In energy hungry applications such as data centers, this step change in performance is long overdue. In order to keep up with the pace of processor innovation and the explosion of cloud computing demands, data center designers now need to put 1.5x the power conversion in the same space, and have run out of options to accomplish this. Similarly, major automotive manufacturers are challenging their designers to half the size of their onboard vehicle chargers and dramatically increase power electronics efficiency to meet their cost, range, and performance roadmaps. This same size and efficiency demand is consistent across industries and GaN is seen as the only cost effective solution capable of meeting these rising performance demands.
One of the clear leaders in realizing this potential is Chrysalix portfolio company GaN Systems. GaN Systems product portfolio, launched earlier this year, addresses roughly $10B of the total $15B market for power transistors. About $5B of that market, in industrial and transportation applications above 50A (such as motor drivers, industrial power supplies, EV charging systems, and centralized solar inverters), appears to be uniquely addressable by GaN Systems proprietary high current technology.
Since launching its products this spring, GaN Systems has begun sampling programs with more than 50 customers across the electronics, manufacturing, EV, renewables, and Internet services industries, representing $2B in product applications, or roughly 20 percent of the serviceable addressable market.
These customers are evaluating GaN Systems for a wide range of applications, from more efficient data centers and solar inverters, to thinner TVs, smaller more powerful motors, longer range EVs, and a multitude of other consumer, enterprise, industrial and transportation applications. Anywhere efficiency, size, weight, cost, and performance are important, GaN has a compelling value proposition.
And GaN Systems is uniquely positioned to unlock that potential with the broadest product range, best performance, and easiest integration into customer applications with advanced driver and packaging technology. The company’s innovative Island Technology results in devices that are approximately four times smaller, four times more efficient, and one quarter the cost of traditional silicon design approaches.
Over the last few months Chrysalix has helped GaN Systems build an expanded world class commercial team with the addition of seasoned industry executives in marketing, product management, business development, and applications engineering. We were also instrumental in bringing on the additional leadership of Jim Witham as CEO in March.
GaN Systems was recently named one of EE Times Silicon 60: Hot Startups to Watch. The company is also supporting the Little Box Challenge presented by Google and the IEEE Power Electronics Society, where Google has created a $1M prize for radical size reduction in power electronics. For the first time, those participating in the Little Box Challenge can register with GaN Systems to access previously undisclosed product and technology information, and fully leverage GaN’s data sheets, PSPICE models, and packaging information.

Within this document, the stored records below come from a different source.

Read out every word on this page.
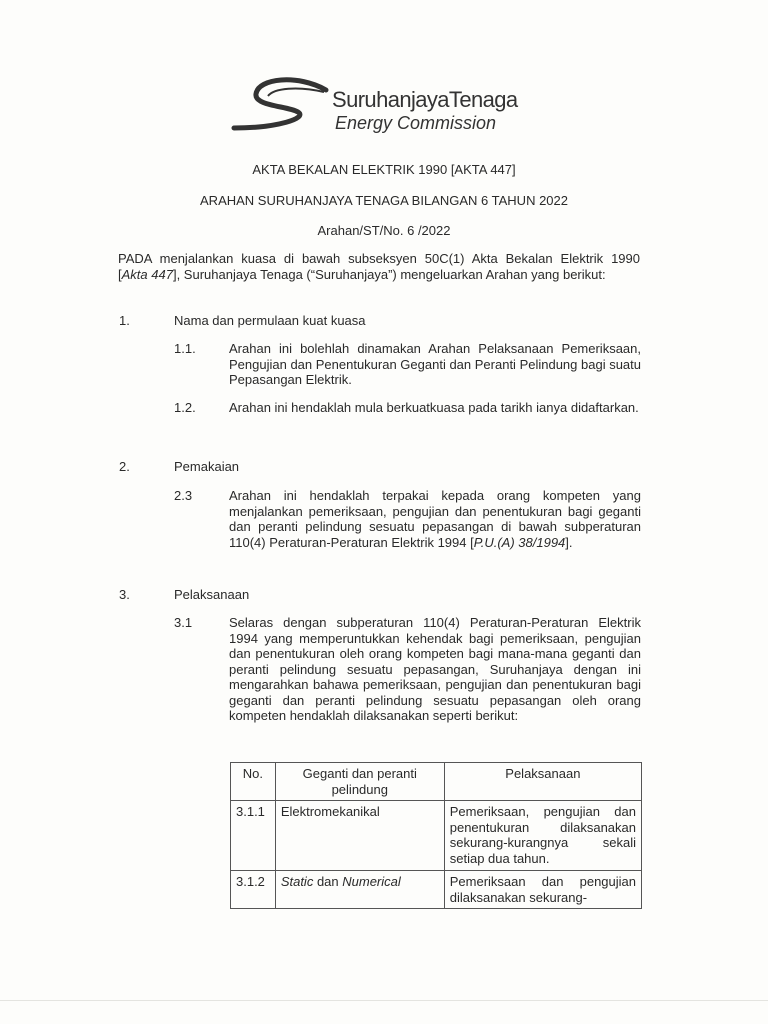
SuruhanjayaTenaga
Energy Commission
AKTA BEKALAN ELEKTRIK 1990 [AKTA 447]
ARAHAN SURUHANJAYA TENAGA BILANGAN 6 TAHUN 2022
Arahan/ST/No. 6 /2022
PADA menjalankan kuasa di bawah subseksyen 50C(1) Akta Bekalan Elektrik 1990
[Akta 447], Suruhanjaya Tenaga (“Suruhanjaya”) mengeluarkan Arahan yang berikut:
1.	Nama dan permulaan kuat kuasa
1.1.	Arahan ini bolehlah dinamakan Arahan Pelaksanaan Pemeriksaan, Pengujian dan Penentukuran Geganti dan Peranti Pelindung bagi suatu Pepasangan Elektrik.
1.2.	Arahan ini hendaklah mula berkuatkuasa pada tarikh ianya didaftarkan.
2.	Pemakaian
2.3	Arahan ini hendaklah terpakai kepada orang kompeten yang menjalankan pemeriksaan, pengujian dan penentukuran bagi geganti dan peranti pelindung sesuatu pepasangan di bawah subperaturan 110(4) Peraturan-Peraturan Elektrik 1994 [P.U.(A) 38/1994].
3.	Pelaksanaan
3.1	Selaras dengan subperaturan 110(4) Peraturan-Peraturan Elektrik 1994 yang memperuntukkan kehendak bagi pemeriksaan, pengujian dan penentukuran oleh orang kompeten bagi mana-mana geganti dan peranti pelindung sesuatu pepasangan, Suruhanjaya dengan ini mengarahkan bahawa pemeriksaan, pengujian dan penentukuran bagi geganti dan peranti pelindung sesuatu pepasangan oleh orang kompeten hendaklah dilaksanakan seperti berikut:
No.	Geganti dan peranti pelindung	Pelaksanaan
3.1.1	Elektromekanikal	Pemeriksaan, pengujian dan penentukuran dilaksanakan sekurang-kurangnya sekali setiap dua tahun.
3.1.2	Static dan Numerical	Pemeriksaan dan pengujian dilaksanakan sekurang-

With GaN Systems breakthrough device design, power transistors now stand to enable previously unseen switching efficiencies that could lead to more sustainable energy use and increased power efficiency, while reducing costs and environmental impacts of some of the world’s fastest growing industries. On a global level, the impact could be a reduction in energy demand that is greater than the current adoption of solar power. In GaN Systems, we see the next great company capable of leading this enormous $15B industry through its largest innovation cycle in many decades.